Parents accuse Ringmer school of 'overreacting' in uniform dispute

Acting principal Rob Gibson
Acting principal Rob Gibson

The acting principal of Ringmer Community College has defended uniform policy after parents slammed the school for 'overreacting'.

His comments follow concerns expressed by some parents that children were put into an ‘isolation group’ for not wearing the approved clothes. Several families rang the Sussex Express to describe what they termed an over-reaction to the issue.

Chris Geer from Kingston was one of those whose daughter, Hannah was sent to the group. He said: “I was shocked that this could happen. I was told my daughter had to go into what they called ‘isolation’ because she was not wearing the right uniform skirt.’

But acting principal Rob Gibson said: “Ringmer Community College is under new leadership. In common with all schools, we want to raise standards and maintain a focused and purposeful environment in which students really can concentrate on their learning and achieve excellent progress.

“We contacted parents and carers about our expectations concerning uniform during the summer break. We have worked hard to ensure these expectations are being enforced fairly and consistently across the College. The large majority of parents or carers who have contacted me have been very supportive of our efforts to raise standards and take the school forward.”

Chris Geer explained: “I live apart from my ex-wife so I do not receive information from the school. Apparently the uniform was changed during the summer holidays and the new skirt that girls must wear now costs about £14 and can only be obtained from the school shop.

"My daughter wore her old skirt on Tuesday, the first day back. Apparently there were many other children who also turned up not wearing the correct uniform and all of them were told they must go into separate rooms, away from their peers. My daughter was very upset.
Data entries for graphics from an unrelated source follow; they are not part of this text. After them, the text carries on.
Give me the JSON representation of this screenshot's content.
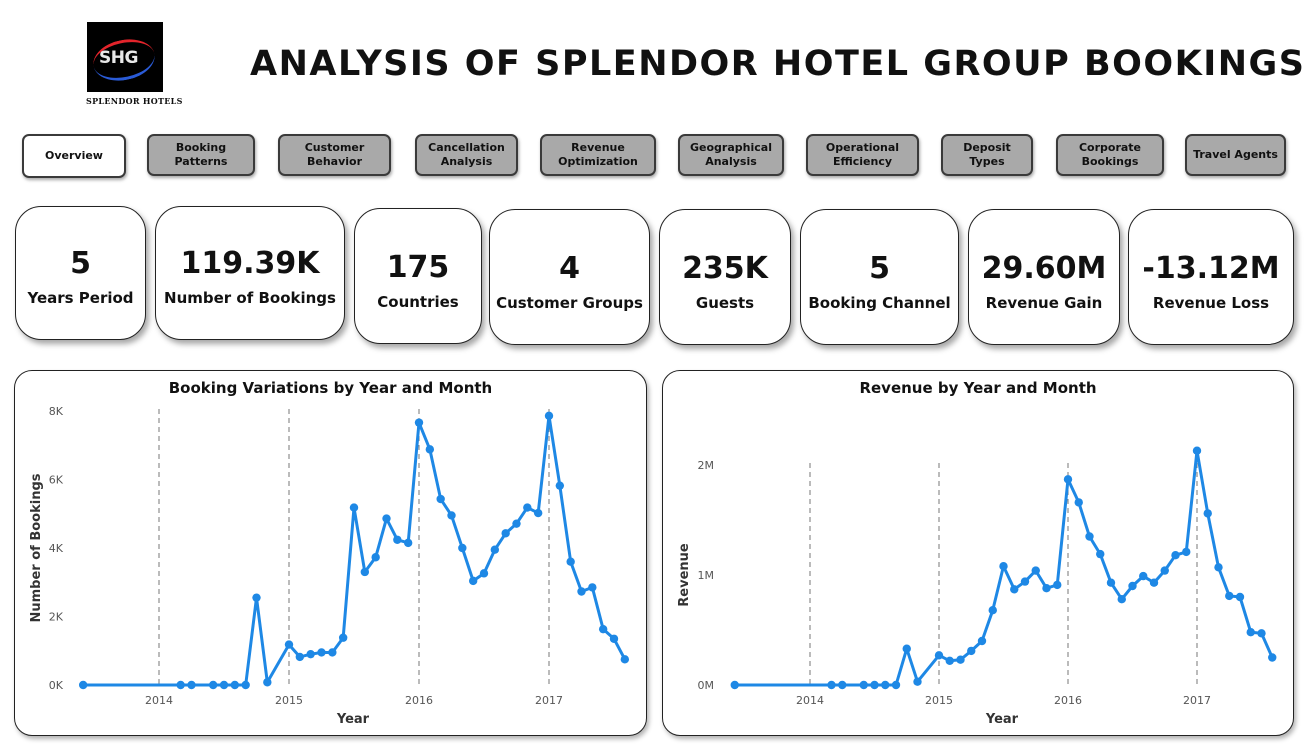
{
  "logo": {
    "mark": "SHG",
    "caption": "SPLENDOR HOTELS"
  },
  "title": "ANALYSIS OF SPLENDOR HOTEL GROUP BOOKINGS",
  "tabs": [
    {
      "label": "Overview",
      "active": true
    },
    {
      "label": "Booking\nPatterns"
    },
    {
      "label": "Customer\nBehavior"
    },
    {
      "label": "Cancellation\nAnalysis"
    },
    {
      "label": "Revenue\nOptimization"
    },
    {
      "label": "Geographical\nAnalysis"
    },
    {
      "label": "Operational\nEfficiency"
    },
    {
      "label": "Deposit\nTypes"
    },
    {
      "label": "Corporate\nBookings"
    },
    {
      "label": "Travel Agents"
    }
  ],
  "kpis": [
    {
      "value": "5",
      "label": "Years Period"
    },
    {
      "value": "119.39K",
      "label": "Number of Bookings"
    },
    {
      "value": "175",
      "label": "Countries"
    },
    {
      "value": "4",
      "label": "Customer Groups"
    },
    {
      "value": "235K",
      "label": "Guests"
    },
    {
      "value": "5",
      "label": "Booking Channel"
    },
    {
      "value": "29.60M",
      "label": "Revenue Gain"
    },
    {
      "value": "-13.12M",
      "label": "Revenue Loss"
    }
  ],
  "colors": {
    "series": "#1e88e5",
    "tab_inactive": "#a9a9a9"
  },
  "chart_data": [
    {
      "type": "line",
      "title": "Booking Variations by Year and Month",
      "xlabel": "Year",
      "ylabel": "Number of Bookings",
      "yticks": [
        "0K",
        "2K",
        "4K",
        "6K",
        "8K"
      ],
      "ylim": [
        0,
        8000
      ],
      "xticks": [
        "2014",
        "2015",
        "2016",
        "2017"
      ],
      "year_markers": [
        2014,
        2015,
        2016,
        2017
      ],
      "grid": false,
      "series": [
        {
          "x": [
            2013.4167,
            2014.1667,
            2014.25,
            2014.4167,
            2014.5,
            2014.5833,
            2014.6667,
            2014.75,
            2014.8333,
            2015.0,
            2015.0833,
            2015.1667,
            2015.25,
            2015.3333,
            2015.4167,
            2015.5,
            2015.5833,
            2015.6667,
            2015.75,
            2015.8333,
            2015.9167,
            2016.0,
            2016.0833,
            2016.1667,
            2016.25,
            2016.3333,
            2016.4167,
            2016.5,
            2016.5833,
            2016.6667,
            2016.75,
            2016.8333,
            2016.9167,
            2017.0,
            2017.0833,
            2017.1667,
            2017.25,
            2017.3333,
            2017.4167,
            2017.5,
            2017.5833
          ],
          "values": [
            0,
            0,
            0,
            0,
            0,
            0,
            0,
            2550,
            80,
            1180,
            820,
            900,
            950,
            950,
            1380,
            5180,
            3300,
            3730,
            4860,
            4240,
            4150,
            7660,
            6880,
            5430,
            4950,
            4000,
            3040,
            3260,
            3950,
            4430,
            4710,
            5180,
            5020,
            7860,
            5820,
            3600,
            2730,
            2850,
            1630,
            1350,
            750
          ]
        }
      ]
    },
    {
      "type": "line",
      "title": "Revenue by Year and Month",
      "xlabel": "Year",
      "ylabel": "Revenue",
      "yticks": [
        "0M",
        "1M",
        "2M"
      ],
      "ylim": [
        0,
        2000000
      ],
      "xticks": [
        "2014",
        "2015",
        "2016",
        "2017"
      ],
      "year_markers": [
        2014,
        2015,
        2016,
        2017
      ],
      "grid": false,
      "series": [
        {
          "x": [
            2013.4167,
            2014.1667,
            2014.25,
            2014.4167,
            2014.5,
            2014.5833,
            2014.6667,
            2014.75,
            2014.8333,
            2015.0,
            2015.0833,
            2015.1667,
            2015.25,
            2015.3333,
            2015.4167,
            2015.5,
            2015.5833,
            2015.6667,
            2015.75,
            2015.8333,
            2015.9167,
            2016.0,
            2016.0833,
            2016.1667,
            2016.25,
            2016.3333,
            2016.4167,
            2016.5,
            2016.5833,
            2016.6667,
            2016.75,
            2016.8333,
            2016.9167,
            2017.0,
            2017.0833,
            2017.1667,
            2017.25,
            2017.3333,
            2017.4167,
            2017.5,
            2017.5833
          ],
          "values": [
            0,
            0,
            0,
            0,
            0,
            0,
            0,
            330000,
            30000,
            270000,
            220000,
            230000,
            310000,
            400000,
            680000,
            1080000,
            870000,
            940000,
            1040000,
            880000,
            910000,
            1870000,
            1660000,
            1350000,
            1190000,
            930000,
            780000,
            900000,
            990000,
            930000,
            1040000,
            1180000,
            1210000,
            2130000,
            1560000,
            1070000,
            810000,
            800000,
            480000,
            470000,
            250000
          ]
        }
      ]
    }
  ]
}
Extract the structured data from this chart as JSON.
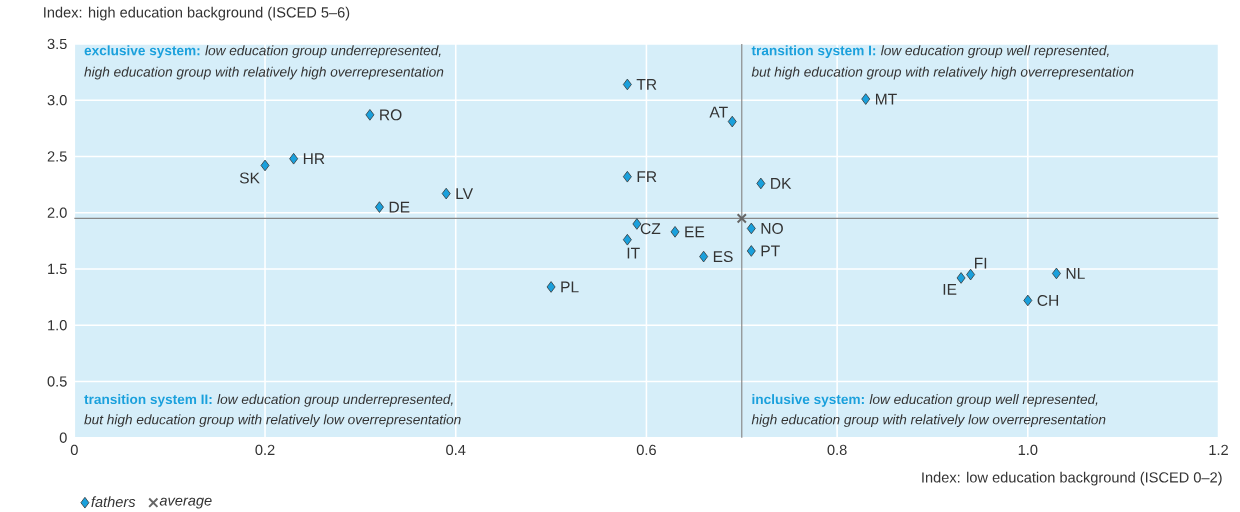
{
  "chart_data": {
    "type": "scatter",
    "xlabel": "Index: low education background (ISCED 0–2)",
    "ylabel": "Index: high education background (ISCED 5–6)",
    "xlim": [
      0,
      1.2
    ],
    "ylim": [
      0,
      3.5
    ],
    "xticks": [
      0,
      0.2,
      0.4,
      0.6,
      0.8,
      {
        "value": 1,
        "label": "1.0"
      },
      1.2
    ],
    "yticks": [
      0,
      0.5,
      {
        "value": 1,
        "label": "1.0"
      },
      1.5,
      {
        "value": 2,
        "label": "2.0"
      },
      2.5,
      {
        "value": 3,
        "label": "3.0"
      },
      3.5
    ],
    "grid": true,
    "legend": "bottom left",
    "series": [
      {
        "name": "fathers",
        "color": "#1aa0dc",
        "marker": "diamond",
        "x": [
          0.2,
          0.23,
          0.31,
          0.32,
          0.39,
          0.5,
          0.58,
          0.58,
          0.59,
          0.58,
          0.63,
          0.66,
          0.69,
          0.71,
          0.71,
          0.72,
          0.83,
          0.93,
          0.94,
          1.03,
          1.0
        ],
        "values": [
          2.42,
          2.48,
          2.87,
          2.05,
          2.17,
          1.34,
          3.14,
          2.32,
          1.9,
          1.76,
          1.83,
          1.61,
          2.81,
          1.86,
          1.66,
          2.26,
          3.01,
          1.42,
          1.45,
          1.46,
          1.22
        ]
      },
      {
        "name": "average",
        "color": "#666666",
        "marker": "cross",
        "x": [
          0.7
        ],
        "values": [
          1.95
        ]
      }
    ],
    "ref_lines": [
      {
        "axis": "x",
        "value": 0.7,
        "color": "#888888"
      },
      {
        "axis": "y",
        "value": 1.95,
        "color": "#888888"
      }
    ],
    "annotations": [
      "exclusive system:",
      "low education group underrepresented,",
      "high education group with relatively high overrepresentation",
      "transition system I:",
      "low education group well represented,",
      "but high education group with relatively high overrepresentation",
      "transition system II:",
      "low education group underrepresented,",
      "but high education group with relatively low overrepresentation",
      "inclusive system:",
      "low education group well represented,",
      "high education group with relatively low overrepresentation",
      {
        "text": "SK",
        "x": 0.2,
        "y": 2.42
      },
      {
        "text": "HR",
        "x": 0.23,
        "y": 2.48
      },
      {
        "text": "RO",
        "x": 0.31,
        "y": 2.87
      },
      {
        "text": "DE",
        "x": 0.32,
        "y": 2.05
      },
      {
        "text": "LV",
        "x": 0.39,
        "y": 2.17
      },
      {
        "text": "PL",
        "x": 0.5,
        "y": 1.34
      },
      {
        "text": "TR",
        "x": 0.58,
        "y": 3.14
      },
      {
        "text": "FR",
        "x": 0.58,
        "y": 2.32
      },
      {
        "text": "CZ",
        "x": 0.59,
        "y": 1.9
      },
      {
        "text": "IT",
        "x": 0.58,
        "y": 1.76
      },
      {
        "text": "EE",
        "x": 0.63,
        "y": 1.83
      },
      {
        "text": "ES",
        "x": 0.66,
        "y": 1.61
      },
      {
        "text": "AT",
        "x": 0.69,
        "y": 2.81
      },
      {
        "text": "NO",
        "x": 0.71,
        "y": 1.86
      },
      {
        "text": "PT",
        "x": 0.71,
        "y": 1.66
      },
      {
        "text": "DK",
        "x": 0.72,
        "y": 2.26
      },
      {
        "text": "MT",
        "x": 0.83,
        "y": 3.01
      },
      {
        "text": "IE",
        "x": 0.93,
        "y": 1.42
      },
      {
        "text": "FI",
        "x": 0.94,
        "y": 1.45
      },
      {
        "text": "NL",
        "x": 1.03,
        "y": 1.46
      },
      {
        "text": "CH",
        "x": 1.0,
        "y": 1.22
      }
    ]
  }
}
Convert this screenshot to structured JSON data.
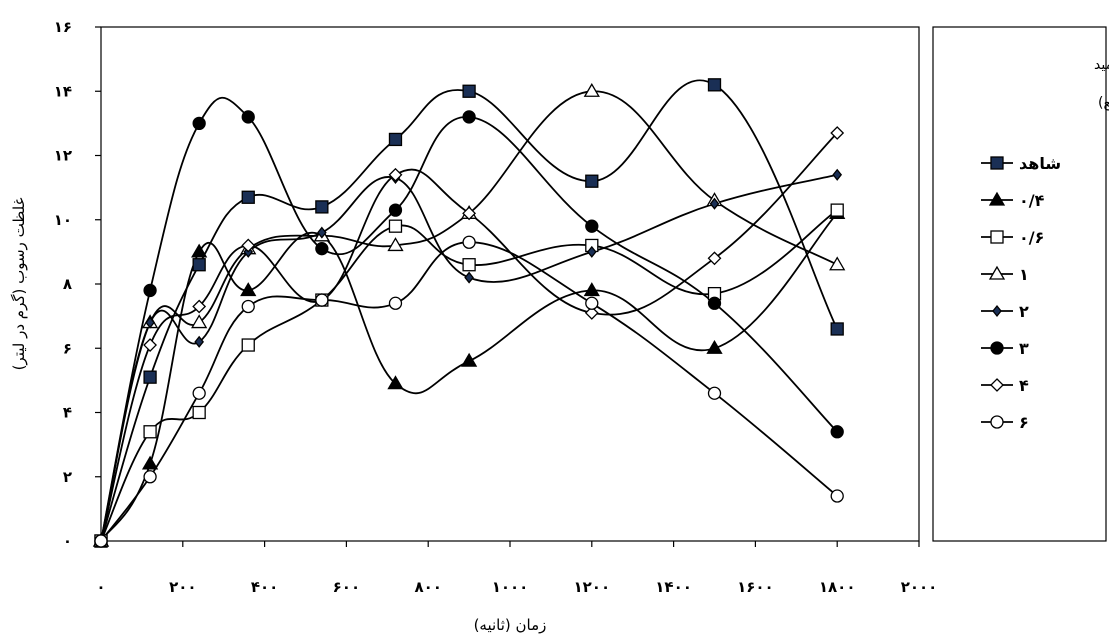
{
  "chart_data": {
    "type": "line",
    "xlabel": "زمان (ثانیه)",
    "ylabel": "غلظت رسوب (گرم در لیتر)",
    "xlim": [
      0,
      2000
    ],
    "ylim": [
      0,
      16
    ],
    "x_ticks": [
      {
        "value": 0,
        "label": "۰"
      },
      {
        "value": 200,
        "label": "۲۰۰"
      },
      {
        "value": 400,
        "label": "۴۰۰"
      },
      {
        "value": 600,
        "label": "۶۰۰"
      },
      {
        "value": 800,
        "label": "۸۰۰"
      },
      {
        "value": 1000,
        "label": "۱۰۰۰"
      },
      {
        "value": 1200,
        "label": "۱۲۰۰"
      },
      {
        "value": 1400,
        "label": "۱۴۰۰"
      },
      {
        "value": 1600,
        "label": "۱۶۰۰"
      },
      {
        "value": 1800,
        "label": "۱۸۰۰"
      },
      {
        "value": 2000,
        "label": "۲۰۰۰"
      }
    ],
    "y_ticks": [
      {
        "value": 0,
        "label": "۰"
      },
      {
        "value": 2,
        "label": "۲"
      },
      {
        "value": 4,
        "label": "۴"
      },
      {
        "value": 6,
        "label": "۶"
      },
      {
        "value": 8,
        "label": "۸"
      },
      {
        "value": 10,
        "label": "۱۰"
      },
      {
        "value": 12,
        "label": "۱۲"
      },
      {
        "value": 14,
        "label": "۱۴"
      },
      {
        "value": 16,
        "label": "۱۶"
      }
    ],
    "grid": false,
    "legend_position": "right",
    "legend_title": [
      "پلی آکریل آمید",
      "(گرم در مترمربع)"
    ],
    "series": [
      {
        "name": "شاهد",
        "marker": "square-filled",
        "x": [
          0,
          120,
          240,
          360,
          540,
          720,
          900,
          1200,
          1500,
          1800
        ],
        "y": [
          0,
          5.1,
          8.6,
          10.7,
          10.4,
          12.5,
          14.0,
          11.2,
          14.2,
          6.6
        ]
      },
      {
        "name": "۰/۴",
        "marker": "triangle-filled",
        "x": [
          0,
          120,
          240,
          360,
          540,
          720,
          900,
          1200,
          1500,
          1800
        ],
        "y": [
          0,
          2.4,
          9.0,
          7.8,
          9.5,
          4.9,
          5.6,
          7.8,
          6.0,
          10.2
        ]
      },
      {
        "name": "۰/۶",
        "marker": "square-open",
        "x": [
          0,
          120,
          240,
          360,
          540,
          720,
          900,
          1200,
          1500,
          1800
        ],
        "y": [
          0,
          3.4,
          4.0,
          6.1,
          7.5,
          9.8,
          8.6,
          9.2,
          7.7,
          10.3
        ]
      },
      {
        "name": "۱",
        "marker": "triangle-open",
        "x": [
          0,
          120,
          240,
          360,
          540,
          720,
          900,
          1200,
          1500,
          1800
        ],
        "y": [
          0,
          6.8,
          6.8,
          9.1,
          9.5,
          9.2,
          10.2,
          14.0,
          10.6,
          8.6
        ]
      },
      {
        "name": "۲",
        "marker": "diamond-filled",
        "x": [
          0,
          120,
          240,
          360,
          540,
          720,
          900,
          1200,
          1500,
          1800
        ],
        "y": [
          0,
          6.8,
          6.2,
          9.0,
          9.6,
          11.3,
          8.2,
          9.0,
          10.5,
          11.4
        ]
      },
      {
        "name": "۳",
        "marker": "circle-filled",
        "x": [
          0,
          120,
          240,
          360,
          540,
          720,
          900,
          1200,
          1500,
          1800
        ],
        "y": [
          0,
          7.8,
          13.0,
          13.2,
          9.1,
          10.3,
          13.2,
          9.8,
          7.4,
          3.4
        ]
      },
      {
        "name": "۴",
        "marker": "diamond-open",
        "x": [
          0,
          120,
          240,
          360,
          540,
          720,
          900,
          1200,
          1500,
          1800
        ],
        "y": [
          0,
          6.1,
          7.3,
          9.2,
          7.5,
          11.4,
          10.2,
          7.1,
          8.8,
          12.7
        ]
      },
      {
        "name": "۶",
        "marker": "circle-open",
        "x": [
          0,
          120,
          240,
          360,
          540,
          720,
          900,
          1200,
          1500,
          1800
        ],
        "y": [
          0,
          2.0,
          4.6,
          7.3,
          7.5,
          7.4,
          9.3,
          7.4,
          4.6,
          1.4
        ]
      }
    ]
  }
}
I was shocked that the College is taking this attitude.”

However Mr Gibson insisted that, in common with many schools, it is important that children wear the correct uniform so there is no distraction. “We indicated we planned to change the skirt about 16 months ago so families could be prepared. One or two were inconvenienced, but most parents who have contacted me are very happy that we are insisting on high standards.”

The issue reflected news stories reported earlier in the week where Kent head turned away pupils for wearing the wrong uniform and said adherence to the uniform code would lead to better behaviour and improved grades.